Abstract:Due to their high degree of expressiveness, neural networks have recently been used as surrogate models for mapping inputs of an engineering system to outputs of interest. Once trained, neural networks are computationally inexpensive to evaluate and remove the need for repeated evaluations of computationally expensive models in uncertainty quantification applications. However, given the highly parameterized construction of neural networks, especially deep neural networks, accurate training often requires large amounts of simulation data that may not be available in the case of computationally expensive systems.

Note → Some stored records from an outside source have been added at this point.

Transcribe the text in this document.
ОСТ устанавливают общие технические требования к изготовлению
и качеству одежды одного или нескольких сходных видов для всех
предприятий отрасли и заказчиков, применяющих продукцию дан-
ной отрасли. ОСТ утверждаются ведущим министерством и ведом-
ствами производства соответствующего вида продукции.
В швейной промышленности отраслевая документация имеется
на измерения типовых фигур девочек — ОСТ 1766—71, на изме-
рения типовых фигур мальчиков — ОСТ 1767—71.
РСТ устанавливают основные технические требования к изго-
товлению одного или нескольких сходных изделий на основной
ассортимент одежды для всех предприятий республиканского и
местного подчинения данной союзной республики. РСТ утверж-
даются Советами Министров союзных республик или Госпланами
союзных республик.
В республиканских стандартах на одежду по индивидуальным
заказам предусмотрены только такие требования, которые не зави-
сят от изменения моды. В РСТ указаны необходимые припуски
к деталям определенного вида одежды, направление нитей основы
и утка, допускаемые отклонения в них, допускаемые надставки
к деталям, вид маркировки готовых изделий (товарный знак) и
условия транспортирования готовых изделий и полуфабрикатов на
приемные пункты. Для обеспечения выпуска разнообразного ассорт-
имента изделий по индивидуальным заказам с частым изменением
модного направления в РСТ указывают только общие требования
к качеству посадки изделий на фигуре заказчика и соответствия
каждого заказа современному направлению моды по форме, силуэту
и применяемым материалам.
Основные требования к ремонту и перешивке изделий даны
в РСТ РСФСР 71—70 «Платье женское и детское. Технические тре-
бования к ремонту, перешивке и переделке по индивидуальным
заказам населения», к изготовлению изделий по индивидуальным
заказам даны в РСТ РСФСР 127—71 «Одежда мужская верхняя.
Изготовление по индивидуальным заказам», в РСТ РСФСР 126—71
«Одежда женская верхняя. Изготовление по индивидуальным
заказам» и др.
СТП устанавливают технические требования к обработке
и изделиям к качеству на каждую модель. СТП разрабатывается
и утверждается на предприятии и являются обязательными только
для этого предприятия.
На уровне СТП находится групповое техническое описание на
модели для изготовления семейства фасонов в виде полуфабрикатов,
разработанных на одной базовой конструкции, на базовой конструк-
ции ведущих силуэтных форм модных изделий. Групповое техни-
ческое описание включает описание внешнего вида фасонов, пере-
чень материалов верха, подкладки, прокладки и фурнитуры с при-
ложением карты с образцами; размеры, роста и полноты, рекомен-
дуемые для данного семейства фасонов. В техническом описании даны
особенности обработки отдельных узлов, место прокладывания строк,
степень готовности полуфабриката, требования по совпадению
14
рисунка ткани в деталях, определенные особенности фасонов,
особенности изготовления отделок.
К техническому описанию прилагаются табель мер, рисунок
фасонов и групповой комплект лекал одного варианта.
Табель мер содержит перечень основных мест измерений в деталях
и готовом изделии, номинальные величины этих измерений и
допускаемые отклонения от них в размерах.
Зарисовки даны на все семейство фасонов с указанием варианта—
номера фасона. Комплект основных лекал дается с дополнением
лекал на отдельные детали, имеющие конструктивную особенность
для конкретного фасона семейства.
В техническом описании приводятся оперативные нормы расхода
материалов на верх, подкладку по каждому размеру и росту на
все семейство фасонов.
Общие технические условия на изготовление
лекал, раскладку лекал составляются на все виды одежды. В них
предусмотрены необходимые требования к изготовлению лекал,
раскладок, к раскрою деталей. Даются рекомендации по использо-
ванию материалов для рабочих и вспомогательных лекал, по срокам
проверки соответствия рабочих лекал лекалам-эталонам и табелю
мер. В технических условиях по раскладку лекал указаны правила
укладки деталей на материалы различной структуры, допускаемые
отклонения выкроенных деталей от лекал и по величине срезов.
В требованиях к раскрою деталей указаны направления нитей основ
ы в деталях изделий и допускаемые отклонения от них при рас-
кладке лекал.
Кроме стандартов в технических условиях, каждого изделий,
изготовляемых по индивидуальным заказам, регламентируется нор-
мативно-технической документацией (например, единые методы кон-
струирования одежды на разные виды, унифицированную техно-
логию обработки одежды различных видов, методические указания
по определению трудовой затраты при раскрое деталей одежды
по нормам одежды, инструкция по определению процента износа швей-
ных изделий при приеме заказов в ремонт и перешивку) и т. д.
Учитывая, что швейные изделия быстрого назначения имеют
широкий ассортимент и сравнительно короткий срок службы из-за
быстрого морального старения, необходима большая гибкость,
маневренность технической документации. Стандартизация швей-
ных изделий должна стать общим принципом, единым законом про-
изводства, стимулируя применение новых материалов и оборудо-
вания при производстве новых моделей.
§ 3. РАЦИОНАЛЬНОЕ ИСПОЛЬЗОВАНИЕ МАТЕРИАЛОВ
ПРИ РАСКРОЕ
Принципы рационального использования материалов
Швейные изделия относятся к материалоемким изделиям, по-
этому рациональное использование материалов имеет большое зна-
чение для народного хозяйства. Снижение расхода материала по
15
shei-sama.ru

In this paper, to alleviate this issue for uncertainty propagation, we explore the application of transfer learning techniques using training data generated from both high- and low-fidelity models. We explore two strategies for coupling these two datasets during the training procedure, namely, the standard transfer learning and the bi-fidelity weighted learning. In the former approach, a neural network model mapping the inputs to the outputs of interest is trained based on the low-fidelity data. The high-fidelity data is then used to adapt the parameters of the upper layer(s) of the low-fidelity network, or train a simpler neural network to map the output of the low-fidelity network to that of the high-fidelity model. In the latter approach, the entire low-fidelity network parameters are updated using data generated via a Gaussian process model trained with a small high-fidelity dataset. The parameter updates are performed via a variant of stochastic gradient descent with learning rates given by the Gaussian process model. Using three numerical examples, we illustrate the utility of these bi-fidelity transfer learning methods where we focus on accuracy improvement achieved by transfer learning over standard training approaches.